6 de octubre de 2011

JOBS

La muerte nos iguala a todos. La parca dama no entiende de altos, guapos, listos o tontos. Con suerte, si eres rico, correrás, pero ella no es velocista, ella es una corredera de medio fondo y tarde o temprano te alcanza. Y cuando te dice se acabó, ya no hay negociación posible. Se acabó significa se acabó. La muerte de Steve Jobs, reconozco, me deja indiferente. No le habrá ocurrido así a otros muchos para los que este visionario era un gurú, un ejemplo, casi un dios al que iphonizar. Sí recuerdo dos muertes de este estilo, de personas a las que conoces por su trascendencia mundial y no en persona, y que pese a esa evidente distancia, sientes por ellos una afinidad que los iguala a tus amigos o familiares. El primero de ellos fue Fernando Martín. Recuerdo perfectamente la tarde en la que murió. Estudiaba en casa, poco, por su puesto.

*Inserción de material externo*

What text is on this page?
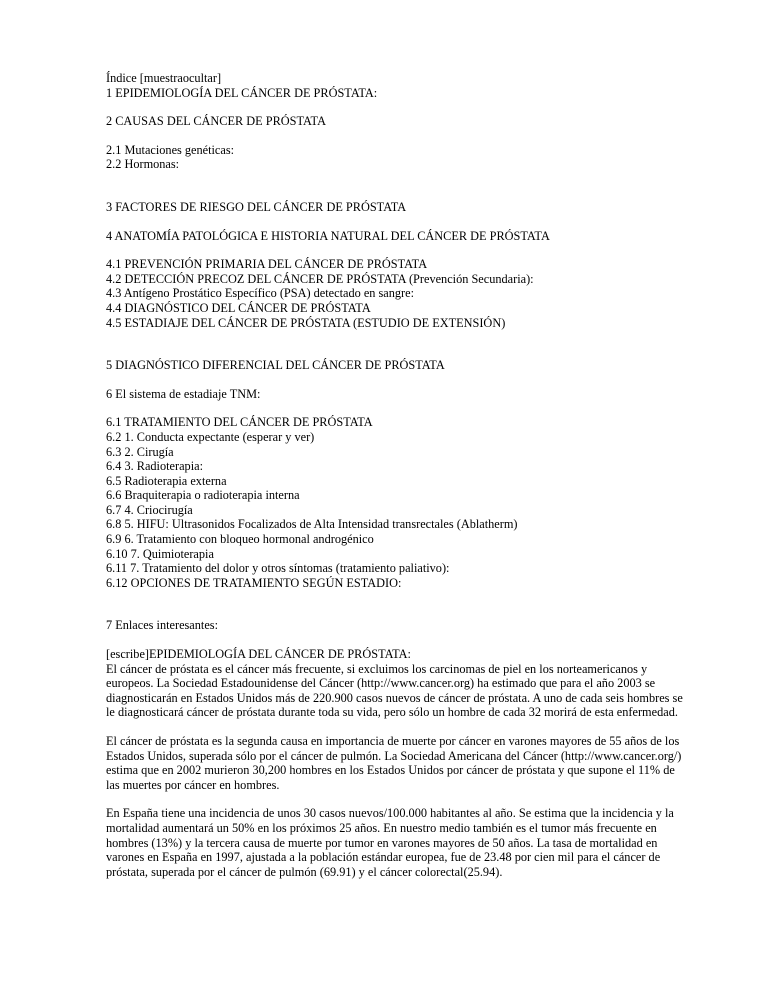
Índice [muestraocultar]
1 EPIDEMIOLOGÍA DEL CÁNCER DE PRÓSTATA:
2 CAUSAS DEL CÁNCER DE PRÓSTATA
2.1 Mutaciones genéticas:
2.2 Hormonas:
3 FACTORES DE RIESGO DEL CÁNCER DE PRÓSTATA
4 ANATOMÍA PATOLÓGICA E HISTORIA NATURAL DEL CÁNCER DE PRÓSTATA
4.1 PREVENCIÓN PRIMARIA DEL CÁNCER DE PRÓSTATA
4.2 DETECCIÓN PRECOZ DEL CÁNCER DE PRÓSTATA (Prevención Secundaria):
4.3 Antígeno Prostático Específico (PSA) detectado en sangre:
4.4 DIAGNÓSTICO DEL CÁNCER DE PRÓSTATA
4.5 ESTADIAJE DEL CÁNCER DE PRÓSTATA (ESTUDIO DE EXTENSIÓN)
5 DIAGNÓSTICO DIFERENCIAL DEL CÁNCER DE PRÓSTATA
6 El sistema de estadiaje TNM:
6.1 TRATAMIENTO DEL CÁNCER DE PRÓSTATA
6.2 1. Conducta expectante (esperar y ver)
6.3 2. Cirugía
6.4 3. Radioterapia:
6.5 Radioterapia externa
6.6 Braquiterapia o radioterapia interna
6.7 4. Criocirugía
6.8 5. HIFU: Ultrasonidos Focalizados de Alta Intensidad transrectales (Ablatherm)
6.9 6. Tratamiento con bloqueo hormonal androgénico
6.10 7. Quimioterapia
6.11 7. Tratamiento del dolor y otros síntomas (tratamiento paliativo):
6.12 OPCIONES DE TRATAMIENTO SEGÚN ESTADIO:
7 Enlaces interesantes:
[escribe]EPIDEMIOLOGÍA DEL CÁNCER DE PRÓSTATA:
El cáncer de próstata es el cáncer más frecuente, si excluimos los carcinomas de piel en los norteamericanos y
europeos. La Sociedad Estadounidense del Cáncer (http://www.cancer.org) ha estimado que para el año 2003 se
diagnosticarán en Estados Unidos más de 220.900 casos nuevos de cáncer de próstata. A uno de cada seis hombres se
le diagnosticará cáncer de próstata durante toda su vida, pero sólo un hombre de cada 32 morirá de esta enfermedad.
El cáncer de próstata es la segunda causa en importancia de muerte por cáncer en varones mayores de 55 años de los
Estados Unidos, superada sólo por el cáncer de pulmón. La Sociedad Americana del Cáncer (http://www.cancer.org/)
estima que en 2002 murieron 30,200 hombres en los Estados Unidos por cáncer de próstata y que supone el 11% de
las muertes por cáncer en hombres.
En España tiene una incidencia de unos 30 casos nuevos/100.000 habitantes al año. Se estima que la incidencia y la
mortalidad aumentará un 50% en los próximos 25 años. En nuestro medio también es el tumor más frecuente en
hombres (13%) y la tercera causa de muerte por tumor en varones mayores de 50 años. La tasa de mortalidad en
varones en España en 1997, ajustada a la población estándar europea, fue de 23.48 por cien mil para el cáncer de
próstata, superada por el cáncer de pulmón (69.91) y el cáncer colorectal(25.94).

Era domingo, y el carrusel de la SER se interponía entre el latín y yo, cuando saltó la noticia. Su Lancia se había estampado cortando la carrera de este excelso y admirado deportista. Salí al salón como Pancho al grito de Fernando Martín ha muerto. Y bajé a la calle. Állí encontré a otro par de amigos igual de desconcertados que yo. Y de la otra, no tan lejana, tuve noticia en las cámaras del metro. Despistadamente eché un ojo mientras el tren hacía su entrada, cuando el telediario daba la noticia: Carlos Cano había muerto. El corazón me dio un vuelco y sin poder evitarlo me puse a llorar. Hacía unos meses que me había quedado sin entradas para su último pase en Madrid y se había marchado dejando un hueco en mi altar de idolatrados de incalculable dimensión. Lo siento. Por la familia, por los amigos de Jobs, y por todos aquellos que como yo con Fernando Martín o Carlos Cano, han sentido un vacío con su muerte.